As I write this, I’ve just finished a book that I’ve just finished a book that triggered a primal
rage-joy that I hadn’t experienced in some time. As I was mid-final-battle, in the last 50 pages, I
had to put the book down to go to yoga and it was a heavy metal beats class, which is
essentially a very intense power flow to heavy metal music at my studio, and I got to physically
channel my rage, and it was literal perfection. It really got me thinking, how sometimes, in this
journey of finding calm and center, I forget what it is to be human and how important it is to
embrace all of the aspects of myself, rage included. To befriend and work with these emotions.
What a delicious step up the ladder from despair rage can be, and how useful a blood curdling
screech into the abyss is, if coupled with motion to propel me further into my life/dreams. To
rage against the machine inside of myself, the core beliefs that keep me small when I
intellectually understand that anything is possible, and the only things that truly hold me back
have been systematically bred into my psyche, is truly delicious and useful. So incredibly useful.
This is one of those places where my intellectual understanding is separate from my felt
experience of reality, because I capitol K know that I create my own reality and that anything is
possible, but I don’t live out my passions because of all of these messages that I’ve internalized
about what is possible from society/parenting etc, and so what I know can just look like
something I am giving lip service to because I’m not living it.

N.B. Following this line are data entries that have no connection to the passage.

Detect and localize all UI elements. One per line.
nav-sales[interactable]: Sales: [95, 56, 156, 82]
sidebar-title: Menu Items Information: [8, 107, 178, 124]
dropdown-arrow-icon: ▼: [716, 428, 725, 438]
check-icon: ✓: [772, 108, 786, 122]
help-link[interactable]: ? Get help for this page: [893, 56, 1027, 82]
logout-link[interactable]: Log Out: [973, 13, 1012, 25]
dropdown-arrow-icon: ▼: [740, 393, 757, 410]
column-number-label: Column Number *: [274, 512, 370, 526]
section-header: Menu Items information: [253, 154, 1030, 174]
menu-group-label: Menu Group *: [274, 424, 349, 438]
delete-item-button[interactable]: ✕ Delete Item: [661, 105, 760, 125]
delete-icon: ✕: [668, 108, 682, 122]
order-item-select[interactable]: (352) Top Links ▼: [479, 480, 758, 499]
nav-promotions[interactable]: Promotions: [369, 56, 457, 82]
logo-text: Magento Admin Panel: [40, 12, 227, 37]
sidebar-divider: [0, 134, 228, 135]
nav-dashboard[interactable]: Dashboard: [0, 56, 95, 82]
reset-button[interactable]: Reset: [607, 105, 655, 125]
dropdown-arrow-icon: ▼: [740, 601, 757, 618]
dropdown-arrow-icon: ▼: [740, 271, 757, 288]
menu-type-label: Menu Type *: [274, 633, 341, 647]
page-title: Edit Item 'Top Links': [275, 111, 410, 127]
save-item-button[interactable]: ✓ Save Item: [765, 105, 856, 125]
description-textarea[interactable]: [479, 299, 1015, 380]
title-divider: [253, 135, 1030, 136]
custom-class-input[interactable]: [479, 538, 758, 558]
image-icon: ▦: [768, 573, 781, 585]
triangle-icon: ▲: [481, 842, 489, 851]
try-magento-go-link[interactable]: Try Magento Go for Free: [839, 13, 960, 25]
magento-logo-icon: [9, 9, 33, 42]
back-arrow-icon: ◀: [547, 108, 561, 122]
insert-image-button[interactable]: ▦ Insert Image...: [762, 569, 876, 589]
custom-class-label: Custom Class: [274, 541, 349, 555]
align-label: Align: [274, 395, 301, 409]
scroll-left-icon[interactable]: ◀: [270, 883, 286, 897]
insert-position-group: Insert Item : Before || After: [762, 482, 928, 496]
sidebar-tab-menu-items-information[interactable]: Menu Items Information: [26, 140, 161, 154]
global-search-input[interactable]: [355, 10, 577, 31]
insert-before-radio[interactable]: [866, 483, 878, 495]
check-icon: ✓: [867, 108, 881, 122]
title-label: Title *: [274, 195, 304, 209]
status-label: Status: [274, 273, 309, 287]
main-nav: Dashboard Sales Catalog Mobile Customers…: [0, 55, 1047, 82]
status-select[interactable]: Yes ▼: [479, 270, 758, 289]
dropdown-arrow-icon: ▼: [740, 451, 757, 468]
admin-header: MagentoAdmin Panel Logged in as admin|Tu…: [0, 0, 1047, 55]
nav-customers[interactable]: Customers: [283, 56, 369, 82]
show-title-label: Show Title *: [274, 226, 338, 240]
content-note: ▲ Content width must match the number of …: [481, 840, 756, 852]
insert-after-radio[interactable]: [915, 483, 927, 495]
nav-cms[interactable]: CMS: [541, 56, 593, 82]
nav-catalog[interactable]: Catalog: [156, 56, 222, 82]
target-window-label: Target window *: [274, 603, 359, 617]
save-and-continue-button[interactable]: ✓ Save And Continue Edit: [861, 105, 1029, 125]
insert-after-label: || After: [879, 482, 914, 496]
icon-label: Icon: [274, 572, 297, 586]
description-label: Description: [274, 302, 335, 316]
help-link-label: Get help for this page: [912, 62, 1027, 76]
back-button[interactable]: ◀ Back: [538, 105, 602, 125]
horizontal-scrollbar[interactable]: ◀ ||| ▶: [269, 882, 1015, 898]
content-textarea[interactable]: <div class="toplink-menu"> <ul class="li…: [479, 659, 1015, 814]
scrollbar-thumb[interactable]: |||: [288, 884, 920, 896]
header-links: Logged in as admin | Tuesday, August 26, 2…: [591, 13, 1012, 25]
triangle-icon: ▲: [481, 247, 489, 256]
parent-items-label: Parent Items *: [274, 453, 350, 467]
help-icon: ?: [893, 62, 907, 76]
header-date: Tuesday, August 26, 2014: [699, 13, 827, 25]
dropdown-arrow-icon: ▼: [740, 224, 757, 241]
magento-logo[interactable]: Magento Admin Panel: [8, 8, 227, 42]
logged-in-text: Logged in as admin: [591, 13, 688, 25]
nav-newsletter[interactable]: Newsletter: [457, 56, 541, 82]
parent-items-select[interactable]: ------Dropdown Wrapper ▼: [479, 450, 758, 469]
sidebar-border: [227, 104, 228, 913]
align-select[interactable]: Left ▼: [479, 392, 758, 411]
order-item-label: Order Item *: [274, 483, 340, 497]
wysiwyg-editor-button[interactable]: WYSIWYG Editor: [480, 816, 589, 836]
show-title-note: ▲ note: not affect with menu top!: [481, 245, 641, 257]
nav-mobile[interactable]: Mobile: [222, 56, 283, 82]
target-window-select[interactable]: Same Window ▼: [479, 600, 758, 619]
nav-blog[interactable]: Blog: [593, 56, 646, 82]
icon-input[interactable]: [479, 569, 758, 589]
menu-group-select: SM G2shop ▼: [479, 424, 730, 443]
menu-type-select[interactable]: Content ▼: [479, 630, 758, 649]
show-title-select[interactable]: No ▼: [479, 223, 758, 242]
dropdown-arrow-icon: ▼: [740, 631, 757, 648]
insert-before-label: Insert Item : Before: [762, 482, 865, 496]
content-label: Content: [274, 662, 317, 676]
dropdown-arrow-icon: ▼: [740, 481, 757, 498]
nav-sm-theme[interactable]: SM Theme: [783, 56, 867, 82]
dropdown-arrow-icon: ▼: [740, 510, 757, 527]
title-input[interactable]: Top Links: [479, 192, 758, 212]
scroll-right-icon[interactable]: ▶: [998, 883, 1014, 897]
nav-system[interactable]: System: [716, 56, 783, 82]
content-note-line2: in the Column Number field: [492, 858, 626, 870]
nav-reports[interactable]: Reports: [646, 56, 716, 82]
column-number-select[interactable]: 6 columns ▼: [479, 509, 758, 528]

For example, if we asked ourselves, ‘what would I do if I could do anything?’, and we are not
living out our answer, that’s a disconnect. And my god, does that disconnect incite rage within
me. So today, I am grateful for anger, for its ability to propel me forward and to see things that I
need to change. To see the ways that I am holding myself back from my dreams because of my
beliefs and the fears those beliefs create. I am grateful for despair, for showing me that what I
am thinking is not Truth, and that I am out of alignment and need to choose a new thought. I
am grateful for fear, because even though I KNOW fear to be the ultimate liar, it shows me that
I am thinking thoughts that are making me small and keeping me from what is possible. And it
truly points me toward beliefs that I am holding about myself or my health or reality that I need
to shift. I am grateful for the opportunity to continue to learn how to balance and embrace all
bits of my human experience, rather than just the ‘acceptable’ ones, and for the ever-present
consciousness shifting ability of fiction to get me in touch with parts of myself that are still in
chains.
I channeled this beautiful feeling of rage into excitement and used that energy to write this blog
post. And yes, in the beginning of my DNRS journey, when I was constantly stuck in a state of
fight/flight/freeze/fawn, the channeling of and reveling in, and eventual befriending of, the
feeling of rage wasn’t something I had the capacity for, so my job was to continuously reach for
a state of calm or peace or joy or connection through rounds. But with my current capacity, I

am listening to my body’s needs and learning to befriend and work with all of what comes up in
myself and my life. And that’s a beautiful thing.